France considering increased taxes for major companies – Le Monde

The French government is seeking to reestablish authority over public finances while preparing for the 2025 budget. Read Full Article at RT.com

France considering increased taxes for major companies – Le Monde
The government is aiming to stabilize public finances as it prepares for the 2025 budget.

According to Le Monde, France's new administration is considering tax increases on large corporations to address deficiencies in public finances. The proposed 2025 budget may feature an 8.5% rise in corporate tax for companies generating over €1 billion in annual revenue. These proposals, evaluated by Prime Minister Michel Barnier, include an ‘exceptional contribution’ on the profits of major firms, which would be a temporary measure expected to generate €8 billion next year.

Additionally, officials are exploring the possibility of implementing a tax on share buybacks, a strategy where companies repurchase their own shares to reduce the available supply in the market and, as a result, enhance their value. Le Monde reported that a new tax on buybacks could yield approximately €200 million, potentially targeting firms like BNP Paribas, luxury conglomerate LVMH, and energy company TotalEnergies.

Barnier’s office has refrained from commenting as the Prime Minister is set to deliver a policy speech in parliament on Tuesday, as noted by Reuters.

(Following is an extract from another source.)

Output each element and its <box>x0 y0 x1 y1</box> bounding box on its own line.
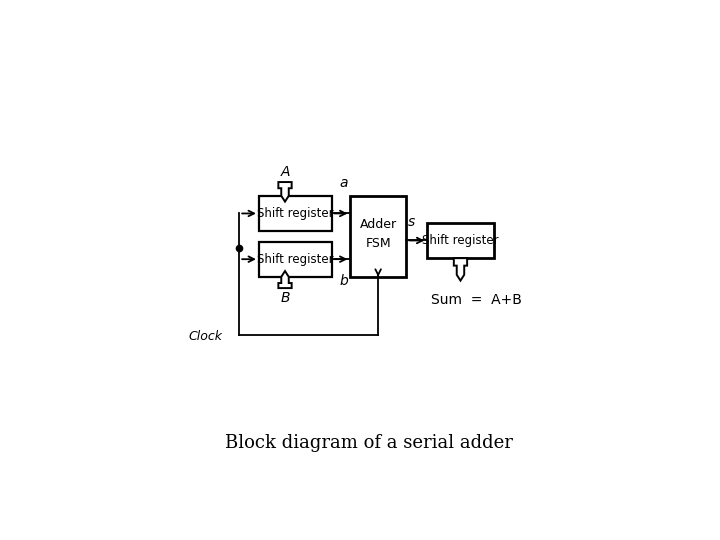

As of the end of June, France's public debt hit a historic €3.228 trillion, equating to 112% of the nation’s GDP, significantly surpassing the EU’s 60% guideline. Within the EU, only Greece and Italy have higher general government debt than France.

Barnier’s administration faces mounting pressure to reduce the budget deficit, which officials estimate may grow from 5.5% of GDP in 2023 to over 6% this year. The European Commission has attributed the widening deficit to sluggish tax revenues stemming from slow economic growth and decreasing inflation.

In terms of economic performance, France, the EU's second-largest economy after Germany, recorded a GDP growth rate of 0.87% in 2023 compared to the previous year. Economic activity is projected to remain subdued in 2024, with the European Commission forecasting an annual growth of 0.7%.

Budget Minister Laurent Saint-Martin indicated last week that the condition of public finances is worse than had been anticipated just days prior. Barnier, who took office earlier this month amidst protests from the largest parliamentary party, is expected to unveil his first budget by mid-October at the latest.